A responsabilidade pareceu pesar no início. Os EUA começaram o terceiro
período perdendo para a Finlândia por 2-1. Porém, vinte minutos de hóquei
e três gols depois, os americanos faziam uma avalanche humana no gelo.
Mais alguns minutos e ouviam orgulhosos o hino de seu país e as medalhas
de ouro estavam nos peitos não dos quase imbatíveis soviéticos, ou dos
tradicionais canadenses, ou dos talentosos suecos, ou dos experimentados
finlandeses ou dos sempre fortes tchecos. E sim de um bando de desconhecidos
do hóquei colegial americano.
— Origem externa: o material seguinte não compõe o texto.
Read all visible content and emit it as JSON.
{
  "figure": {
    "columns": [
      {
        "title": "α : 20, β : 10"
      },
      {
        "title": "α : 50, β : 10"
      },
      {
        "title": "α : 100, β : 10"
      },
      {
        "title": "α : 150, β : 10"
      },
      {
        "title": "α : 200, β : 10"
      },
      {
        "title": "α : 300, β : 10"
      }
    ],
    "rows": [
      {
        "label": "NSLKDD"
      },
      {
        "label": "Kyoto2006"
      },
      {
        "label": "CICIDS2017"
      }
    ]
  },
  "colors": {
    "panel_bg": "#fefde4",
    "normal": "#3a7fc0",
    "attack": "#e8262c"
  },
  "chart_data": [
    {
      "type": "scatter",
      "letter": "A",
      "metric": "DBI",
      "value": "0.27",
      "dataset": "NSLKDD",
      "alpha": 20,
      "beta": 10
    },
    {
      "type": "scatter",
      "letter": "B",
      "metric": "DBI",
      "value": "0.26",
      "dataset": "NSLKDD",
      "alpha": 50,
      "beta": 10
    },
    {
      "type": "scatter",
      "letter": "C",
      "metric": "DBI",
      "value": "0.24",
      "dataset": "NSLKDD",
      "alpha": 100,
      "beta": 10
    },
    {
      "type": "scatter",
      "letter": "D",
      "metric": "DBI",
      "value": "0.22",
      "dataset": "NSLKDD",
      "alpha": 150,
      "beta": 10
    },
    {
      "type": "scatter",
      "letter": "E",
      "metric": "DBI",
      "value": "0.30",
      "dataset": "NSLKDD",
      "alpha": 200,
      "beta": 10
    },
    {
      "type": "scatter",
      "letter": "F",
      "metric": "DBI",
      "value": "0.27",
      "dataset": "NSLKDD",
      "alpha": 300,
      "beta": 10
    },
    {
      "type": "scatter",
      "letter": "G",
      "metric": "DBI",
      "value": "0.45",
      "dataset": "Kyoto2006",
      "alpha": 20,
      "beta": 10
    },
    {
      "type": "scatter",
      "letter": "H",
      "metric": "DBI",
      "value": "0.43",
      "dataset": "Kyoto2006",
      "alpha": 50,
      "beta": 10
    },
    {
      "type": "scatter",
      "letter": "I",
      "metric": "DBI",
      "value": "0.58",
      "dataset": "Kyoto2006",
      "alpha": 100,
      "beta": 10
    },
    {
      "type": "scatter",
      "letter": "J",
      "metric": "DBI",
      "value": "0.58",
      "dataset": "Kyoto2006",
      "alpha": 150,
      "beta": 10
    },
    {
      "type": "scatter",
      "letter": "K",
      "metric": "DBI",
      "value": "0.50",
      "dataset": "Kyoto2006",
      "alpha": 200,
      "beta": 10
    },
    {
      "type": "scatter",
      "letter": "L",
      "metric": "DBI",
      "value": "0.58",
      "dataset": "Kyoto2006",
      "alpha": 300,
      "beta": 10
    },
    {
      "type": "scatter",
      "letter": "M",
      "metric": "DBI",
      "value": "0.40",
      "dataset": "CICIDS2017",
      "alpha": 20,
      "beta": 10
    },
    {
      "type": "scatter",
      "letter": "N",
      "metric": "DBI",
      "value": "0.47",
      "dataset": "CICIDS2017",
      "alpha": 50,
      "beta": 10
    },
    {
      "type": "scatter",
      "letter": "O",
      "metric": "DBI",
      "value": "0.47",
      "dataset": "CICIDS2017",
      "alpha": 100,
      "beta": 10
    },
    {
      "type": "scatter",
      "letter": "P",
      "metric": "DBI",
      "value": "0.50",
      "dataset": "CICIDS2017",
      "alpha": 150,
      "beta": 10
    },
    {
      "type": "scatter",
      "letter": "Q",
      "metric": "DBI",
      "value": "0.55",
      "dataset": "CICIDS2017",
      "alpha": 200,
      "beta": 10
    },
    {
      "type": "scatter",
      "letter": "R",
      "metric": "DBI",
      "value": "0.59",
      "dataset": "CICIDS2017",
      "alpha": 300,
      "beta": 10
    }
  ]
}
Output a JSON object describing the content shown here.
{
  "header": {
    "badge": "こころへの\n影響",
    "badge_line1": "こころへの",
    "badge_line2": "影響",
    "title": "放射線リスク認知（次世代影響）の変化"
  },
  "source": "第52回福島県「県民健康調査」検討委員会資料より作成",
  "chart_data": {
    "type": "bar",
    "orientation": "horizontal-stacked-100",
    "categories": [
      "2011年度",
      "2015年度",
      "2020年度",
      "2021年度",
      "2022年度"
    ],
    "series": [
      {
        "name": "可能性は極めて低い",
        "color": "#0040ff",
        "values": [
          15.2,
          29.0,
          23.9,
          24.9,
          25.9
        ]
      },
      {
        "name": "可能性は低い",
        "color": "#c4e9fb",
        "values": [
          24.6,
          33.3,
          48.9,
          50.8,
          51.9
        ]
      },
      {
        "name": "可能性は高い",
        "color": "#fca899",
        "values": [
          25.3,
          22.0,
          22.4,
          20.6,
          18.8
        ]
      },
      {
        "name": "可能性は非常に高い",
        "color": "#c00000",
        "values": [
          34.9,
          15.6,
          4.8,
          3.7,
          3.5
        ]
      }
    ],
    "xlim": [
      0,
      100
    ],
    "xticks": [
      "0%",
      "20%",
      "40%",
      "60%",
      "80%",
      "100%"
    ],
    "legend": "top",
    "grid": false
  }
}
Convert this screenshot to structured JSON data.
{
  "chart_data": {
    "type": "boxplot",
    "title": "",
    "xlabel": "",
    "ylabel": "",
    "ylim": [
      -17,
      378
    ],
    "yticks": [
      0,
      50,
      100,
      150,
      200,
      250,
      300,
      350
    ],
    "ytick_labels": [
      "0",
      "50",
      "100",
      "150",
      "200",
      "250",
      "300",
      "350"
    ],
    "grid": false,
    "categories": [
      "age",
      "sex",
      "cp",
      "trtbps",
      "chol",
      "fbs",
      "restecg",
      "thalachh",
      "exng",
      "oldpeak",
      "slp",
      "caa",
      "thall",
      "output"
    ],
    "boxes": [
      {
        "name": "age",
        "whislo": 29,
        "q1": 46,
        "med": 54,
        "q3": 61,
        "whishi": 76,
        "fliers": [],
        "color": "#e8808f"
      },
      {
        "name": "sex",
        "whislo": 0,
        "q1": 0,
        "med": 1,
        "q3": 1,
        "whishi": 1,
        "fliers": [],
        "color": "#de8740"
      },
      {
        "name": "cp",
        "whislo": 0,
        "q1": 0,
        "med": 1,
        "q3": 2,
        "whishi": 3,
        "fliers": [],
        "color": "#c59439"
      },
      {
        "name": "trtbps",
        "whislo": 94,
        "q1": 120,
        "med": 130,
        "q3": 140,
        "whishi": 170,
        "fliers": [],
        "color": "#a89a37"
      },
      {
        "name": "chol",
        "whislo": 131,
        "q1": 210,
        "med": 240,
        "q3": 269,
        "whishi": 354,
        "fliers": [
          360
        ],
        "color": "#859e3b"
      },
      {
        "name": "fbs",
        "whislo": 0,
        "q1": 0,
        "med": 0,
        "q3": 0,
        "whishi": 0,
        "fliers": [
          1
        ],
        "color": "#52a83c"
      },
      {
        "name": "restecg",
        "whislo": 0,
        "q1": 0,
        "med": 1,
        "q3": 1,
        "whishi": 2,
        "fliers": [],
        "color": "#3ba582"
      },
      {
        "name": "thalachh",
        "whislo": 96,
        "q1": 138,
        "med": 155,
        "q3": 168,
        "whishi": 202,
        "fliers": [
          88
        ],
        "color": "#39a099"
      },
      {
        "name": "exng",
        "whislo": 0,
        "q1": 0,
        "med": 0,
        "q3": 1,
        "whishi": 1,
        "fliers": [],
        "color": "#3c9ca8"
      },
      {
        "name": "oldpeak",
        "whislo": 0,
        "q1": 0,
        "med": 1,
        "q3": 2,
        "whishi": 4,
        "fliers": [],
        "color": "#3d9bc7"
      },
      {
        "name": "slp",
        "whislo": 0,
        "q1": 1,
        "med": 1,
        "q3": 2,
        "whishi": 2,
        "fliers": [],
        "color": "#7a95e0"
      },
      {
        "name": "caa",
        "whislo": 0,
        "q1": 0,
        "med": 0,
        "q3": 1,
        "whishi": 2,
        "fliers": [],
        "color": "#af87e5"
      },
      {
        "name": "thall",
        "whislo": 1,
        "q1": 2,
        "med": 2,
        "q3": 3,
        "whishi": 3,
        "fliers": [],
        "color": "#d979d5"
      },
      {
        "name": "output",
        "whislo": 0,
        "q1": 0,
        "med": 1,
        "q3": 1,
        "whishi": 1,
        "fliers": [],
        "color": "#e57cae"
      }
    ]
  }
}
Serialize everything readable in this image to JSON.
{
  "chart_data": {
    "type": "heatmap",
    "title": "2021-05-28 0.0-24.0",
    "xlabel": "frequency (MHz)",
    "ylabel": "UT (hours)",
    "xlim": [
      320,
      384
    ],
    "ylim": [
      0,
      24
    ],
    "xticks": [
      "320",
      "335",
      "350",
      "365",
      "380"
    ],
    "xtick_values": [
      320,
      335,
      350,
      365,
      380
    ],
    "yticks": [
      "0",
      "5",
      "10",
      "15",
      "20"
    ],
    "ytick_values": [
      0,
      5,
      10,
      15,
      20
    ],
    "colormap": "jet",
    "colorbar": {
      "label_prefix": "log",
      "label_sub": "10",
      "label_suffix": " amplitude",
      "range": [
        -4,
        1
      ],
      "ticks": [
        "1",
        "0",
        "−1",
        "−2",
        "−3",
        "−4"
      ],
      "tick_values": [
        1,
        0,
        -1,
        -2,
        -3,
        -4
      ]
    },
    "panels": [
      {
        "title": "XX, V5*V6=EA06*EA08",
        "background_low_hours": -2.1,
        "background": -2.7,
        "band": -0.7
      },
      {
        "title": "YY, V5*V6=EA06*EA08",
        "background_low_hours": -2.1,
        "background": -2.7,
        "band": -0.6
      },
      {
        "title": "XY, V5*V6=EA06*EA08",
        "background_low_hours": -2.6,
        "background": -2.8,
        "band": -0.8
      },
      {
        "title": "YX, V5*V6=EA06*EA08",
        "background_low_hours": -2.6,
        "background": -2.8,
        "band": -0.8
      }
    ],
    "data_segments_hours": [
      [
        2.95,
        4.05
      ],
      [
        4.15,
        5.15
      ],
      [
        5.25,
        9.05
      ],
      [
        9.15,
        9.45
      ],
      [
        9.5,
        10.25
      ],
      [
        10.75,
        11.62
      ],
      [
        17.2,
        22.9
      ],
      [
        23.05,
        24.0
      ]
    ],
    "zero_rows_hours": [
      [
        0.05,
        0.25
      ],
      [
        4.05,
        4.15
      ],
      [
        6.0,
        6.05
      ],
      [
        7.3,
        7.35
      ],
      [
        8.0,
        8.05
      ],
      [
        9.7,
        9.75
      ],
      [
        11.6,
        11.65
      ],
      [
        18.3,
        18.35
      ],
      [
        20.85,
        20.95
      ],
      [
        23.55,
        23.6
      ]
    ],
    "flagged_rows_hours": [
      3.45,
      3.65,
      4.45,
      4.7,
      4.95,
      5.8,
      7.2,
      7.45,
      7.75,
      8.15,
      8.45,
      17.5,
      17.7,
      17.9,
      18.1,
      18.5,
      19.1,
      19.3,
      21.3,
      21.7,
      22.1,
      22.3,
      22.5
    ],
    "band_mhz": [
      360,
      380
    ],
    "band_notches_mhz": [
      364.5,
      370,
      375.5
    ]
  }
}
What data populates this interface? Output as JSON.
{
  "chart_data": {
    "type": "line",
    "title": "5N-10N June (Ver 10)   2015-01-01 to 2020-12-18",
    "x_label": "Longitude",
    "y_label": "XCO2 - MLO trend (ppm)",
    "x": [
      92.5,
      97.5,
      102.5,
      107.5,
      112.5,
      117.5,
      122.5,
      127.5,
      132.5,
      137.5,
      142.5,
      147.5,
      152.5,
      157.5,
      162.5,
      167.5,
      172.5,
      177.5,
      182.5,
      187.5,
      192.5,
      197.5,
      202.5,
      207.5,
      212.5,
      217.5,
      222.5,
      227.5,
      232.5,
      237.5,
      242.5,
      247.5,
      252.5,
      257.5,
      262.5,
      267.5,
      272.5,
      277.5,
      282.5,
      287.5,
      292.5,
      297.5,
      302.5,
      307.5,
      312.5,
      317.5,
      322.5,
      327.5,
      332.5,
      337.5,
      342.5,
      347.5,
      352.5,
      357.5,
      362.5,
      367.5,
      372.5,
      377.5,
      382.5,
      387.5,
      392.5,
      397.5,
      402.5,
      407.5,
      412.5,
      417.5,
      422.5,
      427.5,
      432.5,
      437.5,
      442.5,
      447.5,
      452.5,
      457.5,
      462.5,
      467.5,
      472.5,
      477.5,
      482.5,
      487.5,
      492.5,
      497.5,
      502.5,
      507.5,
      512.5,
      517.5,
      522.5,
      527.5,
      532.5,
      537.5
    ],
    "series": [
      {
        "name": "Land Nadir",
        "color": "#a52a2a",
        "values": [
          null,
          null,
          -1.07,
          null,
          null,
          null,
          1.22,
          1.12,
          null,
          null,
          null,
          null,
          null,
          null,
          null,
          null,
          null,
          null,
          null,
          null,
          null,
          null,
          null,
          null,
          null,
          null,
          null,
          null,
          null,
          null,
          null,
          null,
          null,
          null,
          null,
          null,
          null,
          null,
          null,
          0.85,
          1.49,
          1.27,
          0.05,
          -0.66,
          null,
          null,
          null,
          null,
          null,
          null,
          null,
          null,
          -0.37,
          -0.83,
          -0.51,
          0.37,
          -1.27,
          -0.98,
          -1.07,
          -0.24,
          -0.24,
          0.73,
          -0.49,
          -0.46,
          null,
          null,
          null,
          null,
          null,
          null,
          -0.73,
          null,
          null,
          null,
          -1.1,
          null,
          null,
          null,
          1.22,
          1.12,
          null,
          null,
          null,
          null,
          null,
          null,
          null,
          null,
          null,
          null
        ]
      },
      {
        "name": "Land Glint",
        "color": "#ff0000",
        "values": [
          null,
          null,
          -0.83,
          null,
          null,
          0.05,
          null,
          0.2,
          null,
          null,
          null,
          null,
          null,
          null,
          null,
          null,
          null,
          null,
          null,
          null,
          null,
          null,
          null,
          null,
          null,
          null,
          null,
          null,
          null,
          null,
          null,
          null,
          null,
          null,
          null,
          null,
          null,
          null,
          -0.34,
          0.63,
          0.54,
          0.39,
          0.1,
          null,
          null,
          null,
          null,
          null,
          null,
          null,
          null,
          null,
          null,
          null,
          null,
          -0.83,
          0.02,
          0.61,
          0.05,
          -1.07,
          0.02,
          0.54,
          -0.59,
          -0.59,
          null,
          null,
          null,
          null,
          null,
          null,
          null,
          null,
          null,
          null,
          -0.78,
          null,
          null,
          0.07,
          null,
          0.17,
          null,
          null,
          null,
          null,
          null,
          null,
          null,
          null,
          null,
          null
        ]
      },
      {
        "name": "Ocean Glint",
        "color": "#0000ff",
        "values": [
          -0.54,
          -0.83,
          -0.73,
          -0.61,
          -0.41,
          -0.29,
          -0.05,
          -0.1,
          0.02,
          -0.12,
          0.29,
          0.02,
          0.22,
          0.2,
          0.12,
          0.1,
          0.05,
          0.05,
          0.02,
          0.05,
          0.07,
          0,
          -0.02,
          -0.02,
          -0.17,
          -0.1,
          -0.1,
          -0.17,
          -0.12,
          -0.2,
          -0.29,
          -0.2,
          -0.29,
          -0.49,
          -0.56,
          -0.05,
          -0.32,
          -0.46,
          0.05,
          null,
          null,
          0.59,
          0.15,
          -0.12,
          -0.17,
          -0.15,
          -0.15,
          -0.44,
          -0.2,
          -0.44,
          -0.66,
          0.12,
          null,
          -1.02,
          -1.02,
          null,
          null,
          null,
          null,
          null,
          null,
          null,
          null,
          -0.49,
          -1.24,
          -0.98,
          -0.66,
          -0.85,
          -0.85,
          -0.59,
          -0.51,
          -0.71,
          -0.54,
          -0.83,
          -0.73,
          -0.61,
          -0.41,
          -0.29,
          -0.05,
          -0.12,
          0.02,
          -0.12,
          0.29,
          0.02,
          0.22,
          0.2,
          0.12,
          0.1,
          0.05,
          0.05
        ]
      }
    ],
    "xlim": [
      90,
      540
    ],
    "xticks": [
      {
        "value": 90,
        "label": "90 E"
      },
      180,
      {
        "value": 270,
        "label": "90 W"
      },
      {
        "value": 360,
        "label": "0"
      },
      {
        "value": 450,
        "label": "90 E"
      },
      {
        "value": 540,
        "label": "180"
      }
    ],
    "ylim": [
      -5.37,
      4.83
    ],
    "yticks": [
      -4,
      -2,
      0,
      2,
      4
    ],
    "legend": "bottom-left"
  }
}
Após aquele momento uma coisa passou a
ser certa: pelo menos no hóquei, milagres existem.
Estados Unidos
James Craig, Kenneth Morrow, Michael Ramsey, William Baker, John O Callahan,
Bob Suter, David Sirlk, Neal Broten, Mark Johnson, Steven Christoff,
Mark Wells, Mark Pavelich, Eric Strobel, Michael Eruzione, David Christian,
Robert McClanahan, William Buzz Schneider, Philip Verchota e John Harrington.
União Soviética
Vladimir Myshkin, Vladislav Tretiak, Vyacheslav Fetisov, Vasily Pervukhin,
Valery Vasilyev, Aleksei Kasatonov, Sergei Starikov, Zinetula Bilyaletdinov,
Vladimir Krutov, Aleksandr, Maltsev, Yuri Lebedev, Boris Mikhailov,
Vladimir Petrov, Valery Kharlamov, Helmuts Balderis, Viktor Zlukov,
Aleksandr Golikov, Sergei Makarov, Vladimir Golikov e Aleksandr Skvortsov.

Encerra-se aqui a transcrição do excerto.